Para Nicolau Maquiavel (1469-1527), um dos mais penetrantes e lúcidos pensadores políticos da humanidade, o mundo é o que é: – nele convivem maridos estúpidos como Nícias e mulheres virtuosas como Lucrécia, frades devassos como Timóteo, parasitas como Sóstrata e, por que não, jovens honestos como Calímaco.
Personagens centrais de A Mandrágora, eles não compõem apenas um retrato fiel e irónico da sociedade florentina do século XVI. Configuram, acima de tudo, a forma que Maquiavel escolheu para satirizar a corrupção da Itália de sua época e, principalmente, a corrupção da Santa Madre Igreja. Nesta comédia ele ataca os vícios e a imundíce em que seus contemporâneos estavam mergulhados e, da mesma forma como em O Príncipe, escreve uma obra que se mantém tão actual hoje, como há quinhentos anos.

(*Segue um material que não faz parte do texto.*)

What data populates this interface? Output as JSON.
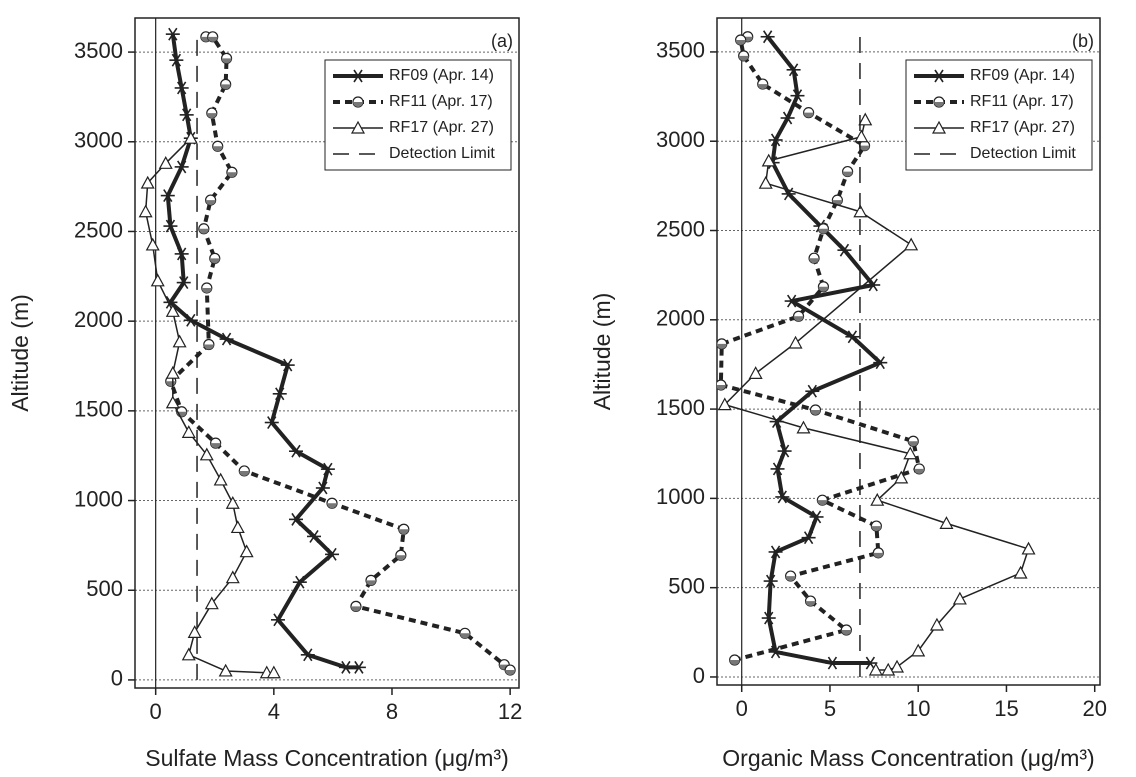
{
  "chart_data": [
    {
      "type": "line",
      "annotation": "(a)",
      "xlabel": "Sulfate Mass Concentration (μg/m³)",
      "ylabel": "Altitude (m)",
      "xlim": [
        -0.7,
        12.3
      ],
      "ylim": [
        -45,
        3690
      ],
      "xticks": [
        0,
        4,
        8,
        12
      ],
      "yticks": [
        0,
        500,
        1000,
        1500,
        2000,
        2500,
        3000,
        3500
      ],
      "grid": true,
      "zero_line": true,
      "legend": "upper right",
      "series": [
        {
          "name": "RF09 (Apr. 14)",
          "color": "#222222",
          "line_style": "solid",
          "line_width": 4,
          "marker": "star",
          "x": [
            0.58,
            0.7,
            0.88,
            1.05,
            1.19,
            0.88,
            0.41,
            0.5,
            0.88,
            0.95,
            0.5,
            1.19,
            2.4,
            4.47,
            4.2,
            3.93,
            4.75,
            5.83,
            5.66,
            4.75,
            5.36,
            5.97,
            4.88,
            4.14,
            5.15,
            6.44,
            6.88
          ],
          "y": [
            3600,
            3455,
            3300,
            3150,
            3020,
            2860,
            2700,
            2530,
            2375,
            2215,
            2105,
            2005,
            1900,
            1755,
            1595,
            1435,
            1275,
            1175,
            1070,
            895,
            800,
            700,
            545,
            335,
            140,
            70,
            70
          ]
        },
        {
          "name": "RF11 (Apr. 17)",
          "color": "#222222",
          "line_style": "dashed",
          "line_width": 4,
          "marker": "circle",
          "x": [
            1.7,
            1.93,
            2.4,
            2.37,
            1.9,
            2.1,
            2.58,
            1.86,
            1.63,
            2.0,
            1.73,
            1.8,
            0.51,
            0.88,
            2.03,
            3.0,
            5.97,
            8.4,
            8.3,
            7.29,
            6.78,
            10.47,
            11.8,
            12.0
          ],
          "y": [
            3585,
            3585,
            3465,
            3320,
            3160,
            2975,
            2830,
            2675,
            2515,
            2350,
            2185,
            1870,
            1665,
            1495,
            1320,
            1165,
            985,
            840,
            695,
            555,
            410,
            260,
            85,
            55
          ]
        },
        {
          "name": "RF17 (Apr. 27)",
          "color": "#222222",
          "line_style": "solid",
          "line_width": 1.5,
          "marker": "triangle",
          "x": [
            1.19,
            0.34,
            -0.27,
            -0.34,
            -0.1,
            0.07,
            0.58,
            0.81,
            0.58,
            0.58,
            1.12,
            1.73,
            2.2,
            2.61,
            2.78,
            3.08,
            2.61,
            1.9,
            1.32,
            1.12,
            2.37,
            3.76,
            4.0
          ],
          "y": [
            3020,
            2880,
            2770,
            2610,
            2425,
            2225,
            2055,
            1885,
            1710,
            1545,
            1380,
            1255,
            1115,
            985,
            850,
            715,
            570,
            425,
            265,
            140,
            50,
            40,
            40
          ]
        },
        {
          "name": "Detection Limit",
          "color": "#222222",
          "line_style": "longdash",
          "line_width": 1.5,
          "marker": "none",
          "x": [
            1.4,
            1.4
          ],
          "y": [
            0,
            3600
          ]
        }
      ]
    },
    {
      "type": "line",
      "annotation": "(b)",
      "xlabel": "Organic Mass Concentration (μg/m³)",
      "ylabel": "Altitude (m)",
      "xlim": [
        -1.4,
        20.3
      ],
      "ylim": [
        -45,
        3690
      ],
      "xticks": [
        0,
        5,
        10,
        15,
        20
      ],
      "yticks": [
        0,
        500,
        1000,
        1500,
        2000,
        2500,
        3000,
        3500
      ],
      "grid": true,
      "zero_line": true,
      "legend": "upper right",
      "series": [
        {
          "name": "RF09 (Apr. 14)",
          "color": "#222222",
          "line_style": "solid",
          "line_width": 4,
          "marker": "star",
          "x": [
            1.47,
            2.94,
            3.16,
            2.6,
            1.92,
            1.75,
            2.66,
            4.46,
            5.82,
            7.45,
            2.83,
            6.27,
            7.85,
            4.0,
            1.98,
            2.43,
            2.03,
            2.3,
            4.24,
            3.79,
            1.92,
            1.64,
            1.53,
            1.92,
            5.14,
            7.29
          ],
          "y": [
            3585,
            3400,
            3255,
            3130,
            3007,
            2880,
            2705,
            2525,
            2390,
            2195,
            2105,
            1905,
            1760,
            1600,
            1430,
            1265,
            1165,
            1008,
            896,
            780,
            700,
            537,
            330,
            140,
            78,
            78
          ]
        },
        {
          "name": "RF11 (Apr. 17)",
          "color": "#222222",
          "line_style": "dashed",
          "line_width": 4,
          "marker": "circle",
          "x": [
            0.34,
            -0.06,
            0.11,
            1.19,
            3.79,
            6.96,
            6.0,
            5.42,
            4.63,
            4.1,
            4.63,
            3.22,
            -1.13,
            -1.18,
            4.18,
            9.72,
            10.06,
            4.57,
            7.63,
            7.74,
            2.77,
            3.9,
            5.93,
            -0.4
          ],
          "y": [
            3585,
            3567,
            3478,
            3320,
            3160,
            2975,
            2830,
            2670,
            2510,
            2345,
            2185,
            2020,
            1865,
            1635,
            1495,
            1320,
            1165,
            990,
            845,
            695,
            565,
            425,
            263,
            95
          ]
        },
        {
          "name": "RF17 (Apr. 27)",
          "color": "#222222",
          "line_style": "solid",
          "line_width": 1.5,
          "marker": "triangle",
          "x": [
            7.0,
            6.78,
            1.53,
            1.36,
            6.72,
            9.6,
            3.05,
            0.79,
            -0.96,
            3.5,
            9.55,
            9.04,
            7.68,
            11.6,
            16.25,
            15.8,
            12.36,
            11.06,
            10.0,
            8.8,
            8.3,
            7.6
          ],
          "y": [
            3120,
            3025,
            2890,
            2765,
            2605,
            2420,
            1870,
            1700,
            1525,
            1395,
            1250,
            1115,
            990,
            860,
            717,
            582,
            437,
            291,
            146,
            56,
            39,
            39
          ]
        },
        {
          "name": "Detection Limit",
          "color": "#222222",
          "line_style": "longdash",
          "line_width": 1.5,
          "marker": "none",
          "x": [
            6.7,
            6.7
          ],
          "y": [
            0,
            3600
          ]
        }
      ]
    }
  ]
}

Para mim (Cascais 1947), esta outra A Mandrágora é uma aventura que transporta imagens da obra de Maquiavel para um projecto estético que tem (também ele) por nome Mandrágora.

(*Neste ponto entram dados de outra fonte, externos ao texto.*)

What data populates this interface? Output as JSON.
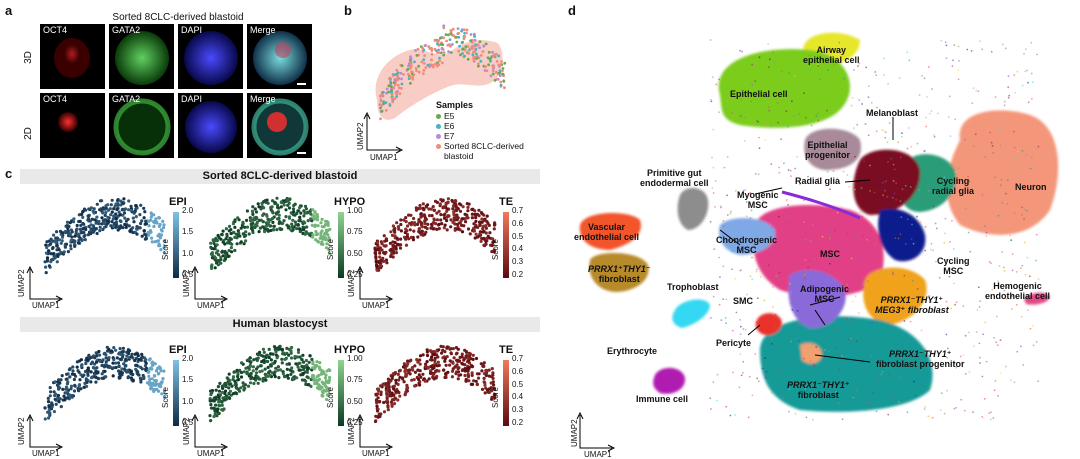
{
  "panels": {
    "a": "a",
    "b": "b",
    "c": "c",
    "d": "d"
  },
  "panel_a": {
    "title": "Sorted 8CLC-derived blastoid",
    "rows": [
      "3D",
      "2D"
    ],
    "channels": [
      "OCT4",
      "GATA2",
      "DAPI",
      "Merge"
    ]
  },
  "panel_b": {
    "legend_title": "Samples",
    "legend": [
      {
        "label": "E5",
        "color": "#6aa84f"
      },
      {
        "label": "E6",
        "color": "#46b3c4"
      },
      {
        "label": "E7",
        "color": "#b58ad8"
      },
      {
        "label": "Sorted 8CLC-derived",
        "color": "#f08c7a"
      },
      {
        "label": "blastoid",
        "color": ""
      }
    ],
    "xaxis": "UMAP1",
    "yaxis": "UMAP2"
  },
  "panel_c": {
    "bands": [
      "Sorted 8CLC-derived blastoid",
      "Human blastocyst"
    ],
    "xaxis": "UMAP1",
    "yaxis": "UMAP2",
    "score_label": "Score",
    "plots": [
      {
        "name": "EPI",
        "ticks": [
          "2.0",
          "1.5",
          "1.0",
          "0.5"
        ],
        "color_lo": "#0f2a44",
        "color_hi": "#7ec3e6"
      },
      {
        "name": "HYPO",
        "ticks": [
          "1.00",
          "0.75",
          "0.50",
          "0.25"
        ],
        "color_lo": "#0b3a24",
        "color_hi": "#8fd48f"
      },
      {
        "name": "TE",
        "ticks": [
          "0.7",
          "0.6",
          "0.5",
          "0.4",
          "0.3",
          "0.2"
        ],
        "color_lo": "#5a0a12",
        "color_hi": "#f07a5a"
      }
    ]
  },
  "panel_d": {
    "xaxis": "UMAP1",
    "yaxis": "UMAP2",
    "labels": {
      "airway": [
        "Airway",
        "epithelial cell"
      ],
      "epithelial": "Epithelial cell",
      "melanoblast": "Melanoblast",
      "epi_prog": [
        "Epithelial",
        "progenitor"
      ],
      "prim_gut": [
        "Primitive gut",
        "endodermal cell"
      ],
      "radial": "Radial glia",
      "cycling_radial": [
        "Cycling",
        "radial glia"
      ],
      "neuron": "Neuron",
      "myogenic": [
        "Myogenic",
        "MSC"
      ],
      "vascular": [
        "Vascular",
        "endothelial cell"
      ],
      "prrx_fib": [
        "PRRX1⁺THY1⁻",
        "fibroblast"
      ],
      "chondro": [
        "Chondrogenic",
        "MSC"
      ],
      "msc": "MSC",
      "cycling_msc": [
        "Cycling",
        "MSC"
      ],
      "hemogenic": [
        "Hemogenic",
        "endothelial cell"
      ],
      "trophoblast": "Trophoblast",
      "smc": "SMC",
      "adipogenic": [
        "Adipogenic",
        "MSC"
      ],
      "meg3": [
        "PRRX1⁻THY1⁺",
        "MEG3⁺ fibroblast"
      ],
      "pericyte": "Pericyte",
      "fib_prog": [
        "PRRX1⁻THY1⁺",
        "fibroblast progenitor"
      ],
      "erythrocyte": "Erythrocyte",
      "immune": "Immune cell",
      "thy_fib": [
        "PRRX1⁻THY1⁺",
        "fibroblast"
      ]
    },
    "colors": {
      "epithelial": "#7ccc1f",
      "airway": "#e6e62a",
      "neuron": "#f4967a",
      "cycling_radial": "#2c9c78",
      "radial": "#7a0f22",
      "msc": "#e23f86",
      "cycling_msc": "#0a1f8c",
      "meg3": "#f0a21a",
      "thy_fib": "#159a98",
      "vascular": "#f2542c",
      "prrx_fib": "#b78a2a",
      "chondro": "#7fa8e6",
      "prim_gut": "#8d8d8d",
      "trophoblast": "#36d8f2",
      "pericyte": "#e8322b",
      "immune": "#b01ab0",
      "hemogenic": "#e04a86",
      "melano": "#8a2a55",
      "myogenic": "#8a2ad8",
      "epi_prog": "#a88a9a",
      "adipogenic": "#8a6ad8",
      "smc": "#5a7ab8",
      "fib_prog": "#f2a070"
    }
  }
}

São as imagens que me interessam, não o discurso dramático. O discurso desta acção vale o que vale. Não é uma obra teatral, tão pouco um poema. É uma “COISA” construída por um “fazedor de coisas” – muito bem acompanhado, aliás, por uma equipa com quem tenho tido o prazer de fazer esta e as outras “coisas” (leia-se projectos anteriores): – a Rita, a Patrícia, o Bruno, o Marco, o Miguel, o Ricardo e agora os que chegaram de novo; a Vera, o outro Bruno (mais jovem) e o Gonçalo. Mais uma acção, portanto, que passa ao lado do que se convencionou chamar teatro. É muito divertido. Dá muito prazer construir estes objectos que vos apresentamos sempre que nos é possível.